Hazan mevsiminin
hüzünlü çocuğu.
buram buram gözyaşı var geçmişinde.
ve saklı bir yara yaşadıkların,
süslü gülüşlerinin arkasında.
hangi leyleğin sırtından bırakıldın,
sıcakkanlı hayallerinden,
kutup yalnızlığına.
yaprakları dökülüyor gönlünün.
asi bir rüzgar esiyor,
isyan bayrağını çeken saçlarında.
ellerinde oltan var şimdi.
çaresizlik denizine savurduğun.
belki bir umut takılır diye ucuna,
geceler boyu başında,
uykusuz nöbet tuttuğun.
gençlik baharının fırtınasında,
bir girdapmıydı seni sürükleyen.
aniden çıkıp hoyratca,
karanlıklara alıp götüren.
kaç kez yenik düştün,
ve kaç kez düşürüldün,
bütün dimdik duruşlarında hayata.
bırak ağlasın göz pınarların,
atma içine boşver,
boğma yüreğini.
kurumasınada ramak kaldı,
bütün harflerini Rab'ba döktüğün dilinin.
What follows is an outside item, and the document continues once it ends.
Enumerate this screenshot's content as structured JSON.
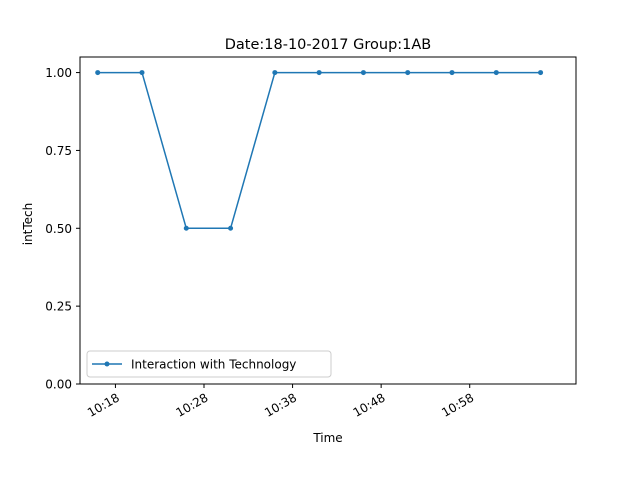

tarifi yok senin yaşamının,
zaten yaşamın diye bir şeyin,
olmadı hiç senin.
yarıda kalmış bir hayatın,
tamamlanmamış mücadelesinde,
kaybeden tarafın ta kendisinin sen.
kazandıkların yalnızca,
kimseler bilmesin diye,
bir bir içine attığın acıların.
seksen ikide,
hazan mevsiminin,
yirmi yedinci gününde gözlerini açmışsın.
aradan yirmi dört yıl geçmiş.
hala hazanın gözlerinde bıraktığı,
hüzünde yaşamaktasın.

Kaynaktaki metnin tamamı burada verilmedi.